Dragging the man into the kitchen she finishes him off and, apparently, adds him to her larder. But during a blackout thereafter his spirit returns and attacks. While there is some flashback/implication about the woman's pregnancy, perhaps as a result of a previous affair with the guard, even with the subtitles I couldn't figure this one out. Did he dump her when she wanted a family and he didn't, causing her to go nuts and start eating people? Yet again I ask, or what?

Anyway, DJ Billy starts to wrap up the show before getting a ghostly call from, where else, BEYOND THE GRAVE...!

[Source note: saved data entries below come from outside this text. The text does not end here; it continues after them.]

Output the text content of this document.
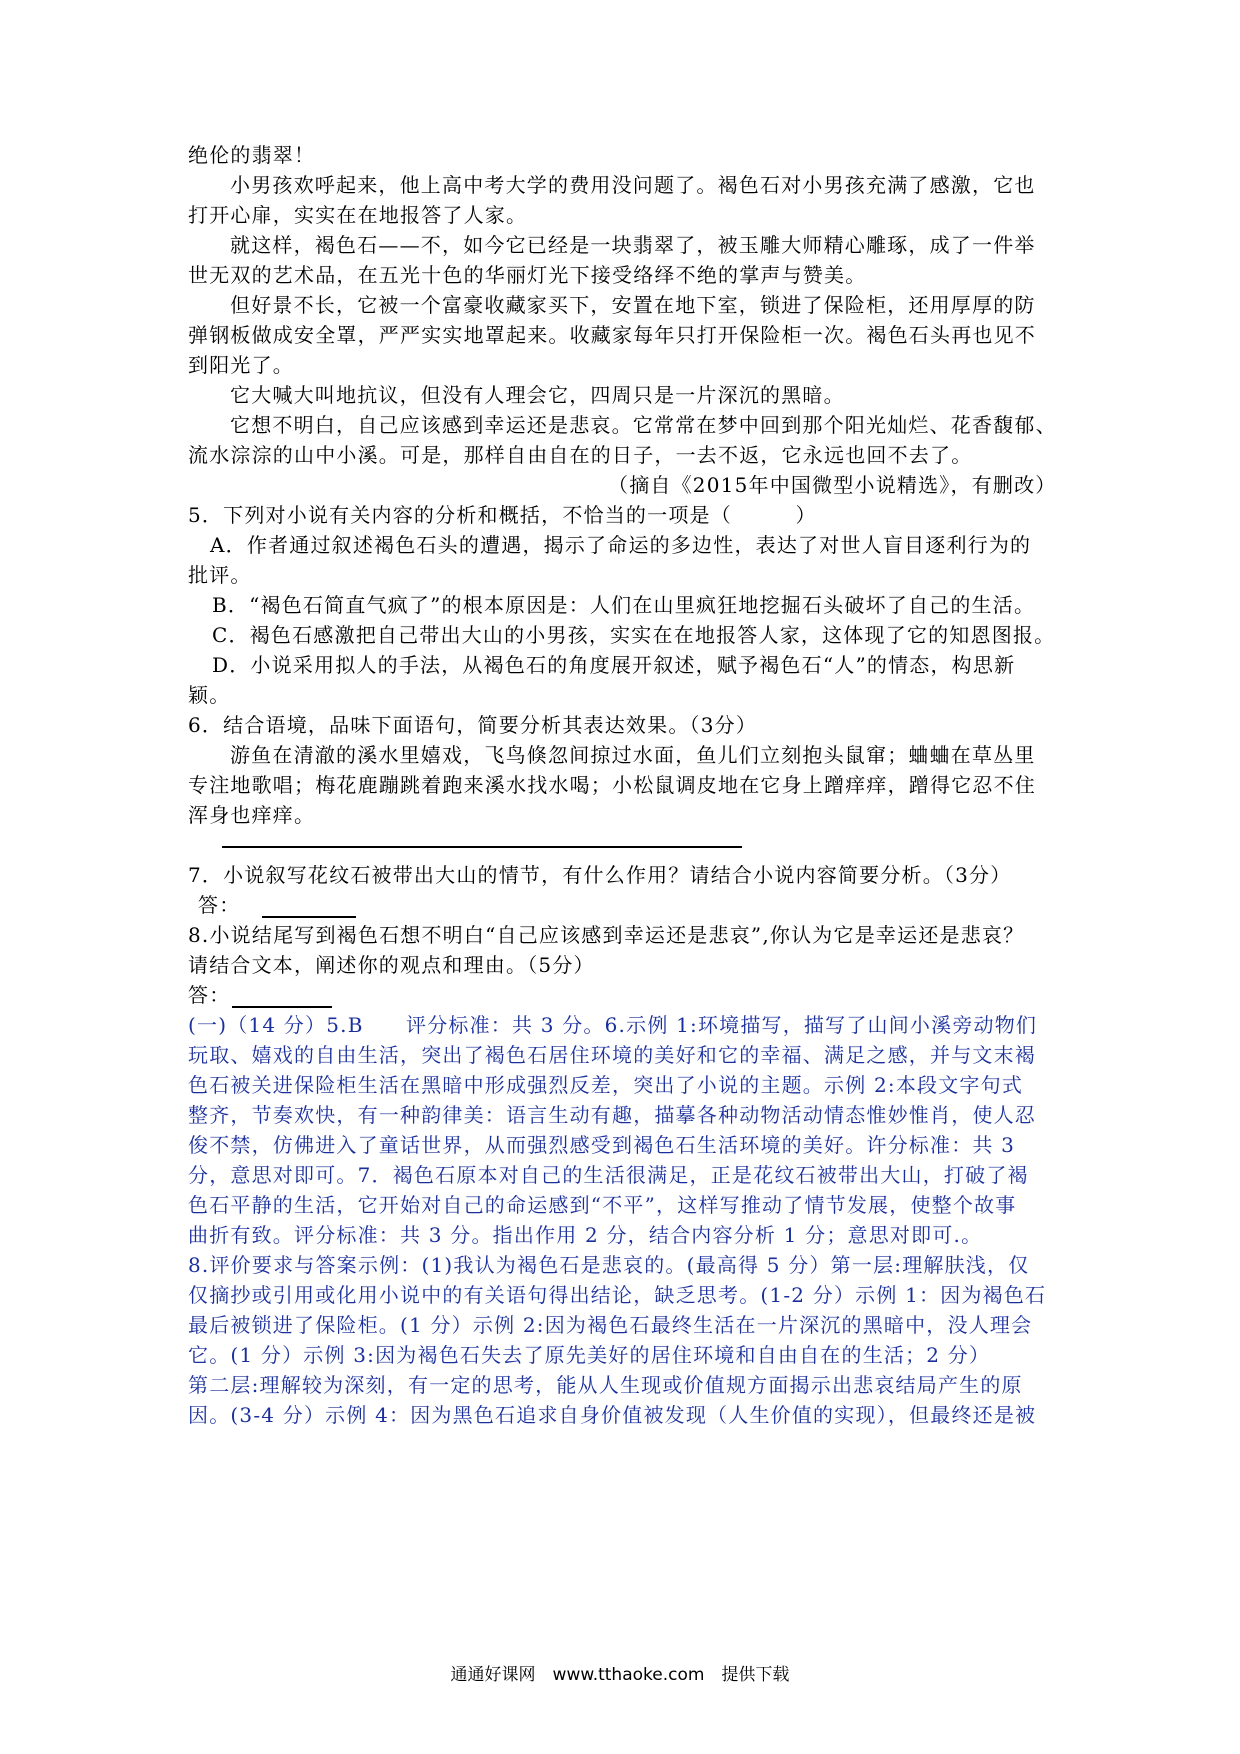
绝伦的翡翠！
小男孩欢呼起来，他上高中考大学的费用没问题了。褐色石对小男孩充满了感激，它也
打开心扉，实实在在地报答了人家。
就这样，褐色石——不，如今它已经是一块翡翠了，被玉雕大师精心雕琢，成了一件举
世无双的艺术品，在五光十色的华丽灯光下接受络绎不绝的掌声与赞美。
但好景不长，它被一个富豪收藏家买下，安置在地下室，锁进了保险柜，还用厚厚的防
弹钢板做成安全罩，严严实实地罩起来。收藏家每年只打开保险柜一次。褐色石头再也见不
到阳光了。
它大喊大叫地抗议，但没有人理会它，四周只是一片深沉的黑暗。
它想不明白，自己应该感到幸运还是悲哀。它常常在梦中回到那个阳光灿烂、花香馥郁、
流水淙淙的山中小溪。可是，那样自由自在的日子，一去不返，它永远也回不去了。
（摘自《2015年中国微型小说精选》，有删改）
5．下列对小说有关内容的分析和概括，不恰当的一项是（　　　）
A．作者通过叙述褐色石头的遭遇，揭示了命运的多边性，表达了对世人盲目逐利行为的
批评。
B．“褐色石简直气疯了”的根本原因是：人们在山里疯狂地挖掘石头破坏了自己的生活。
C．褐色石感激把自己带出大山的小男孩，实实在在地报答人家，这体现了它的知恩图报。
D．小说采用拟人的手法，从褐色石的角度展开叙述，赋予褐色石“人”的情态，构思新
颖。
6．结合语境，品味下面语句，简要分析其表达效果。（3分）
游鱼在清澈的溪水里嬉戏，飞鸟倏忽间掠过水面，鱼儿们立刻抱头鼠窜；蛐蛐在草丛里
专注地歌唱；梅花鹿蹦跳着跑来溪水找水喝；小松鼠调皮地在它身上蹭痒痒，蹭得它忍不住
浑身也痒痒。
7．小说叙写花纹石被带出大山的情节，有什么作用？请结合小说内容简要分析。（3分）
答：
8.小说结尾写到褐色石想不明白“自己应该感到幸运还是悲哀”,你认为它是幸运还是悲哀？
请结合文本，阐述你的观点和理由。（5分）
答：
(一)（14 分）5.B　　评分标准：共 3 分。6.示例 1:环境描写，描写了山间小溪旁动物们
玩取、嬉戏的自由生活，突出了褐色石居住环境的美好和它的幸福、满足之感，并与文末褐
色石被关进保险柜生活在黑暗中形成强烈反差，突出了小说的主题。示例 2:本段文字句式
整齐，节奏欢快，有一种韵律美：语言生动有趣，描摹各种动物活动情态惟妙惟肖，使人忍
俊不禁，仿佛进入了童话世界，从而强烈感受到褐色石生活环境的美好。许分标准：共 3
分，意思对即可。7．褐色石原本对自己的生活很满足，正是花纹石被带出大山，打破了褐
色石平静的生活，它开始对自己的命运感到“不平”，这样写推动了情节发展，使整个故事
曲折有致。评分标准：共 3 分。指出作用 2 分，结合内容分析 1 分；意思对即可.。
8.评价要求与答案示例：(1)我认为褐色石是悲哀的。(最高得 5 分）第一层:理解肤浅，仅
仅摘抄或引用或化用小说中的有关语句得出结论，缺乏思考。(1-2 分）示例 1：因为褐色石
最后被锁进了保险柜。(1 分）示例 2:因为褐色石最终生活在一片深沉的黑暗中，没人理会
它。(1 分）示例 3:因为褐色石失去了原先美好的居住环境和自由自在的生活；2 分）
第二层:理解较为深刻，有一定的思考，能从人生现或价值规方面揭示出悲哀结局产生的原
因。(3-4 分）示例 4：因为黑色石追求自身价值被发现（人生价值的实现），但最终还是被
通通好课网　www.tthaoke.com　提供下载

Grim and slightly eerie in parts, these anecdotes of wrongful death and restless spirits are strongly reminiscent of countless Japanese horror films in which silent black-haired entities lurk on the shadowy edges of vision and reality, just waiting to pounce upon the living and drag them into the underworld. But the hint of melancholic poetry found here doesn't necessarily lend itself to thrills and chills. Especially in light of the fact that the endings of all four tales aren't very dramatic or shocking, instead being something of a bewildering letdown in each case.

The special effects in these Chinese ghost stories is considerably more subtle (weaker, if you will) than those of other Asian horror movies, having only the slightest touches of blood and gore. And as the stylistic differences between directors are minimal, all emphasizing shadow and keeping both the pacing and violence low-key, there isn't a lot to really hold one's interest here. Plus, the running time is almost two hours long, and these could very easily have been reduced to 15-minute segments.

So, as much as I wanted to like this anthology, I just couldn't do it.

Presented in Cantonese and Mandarin with English subtitles (optional).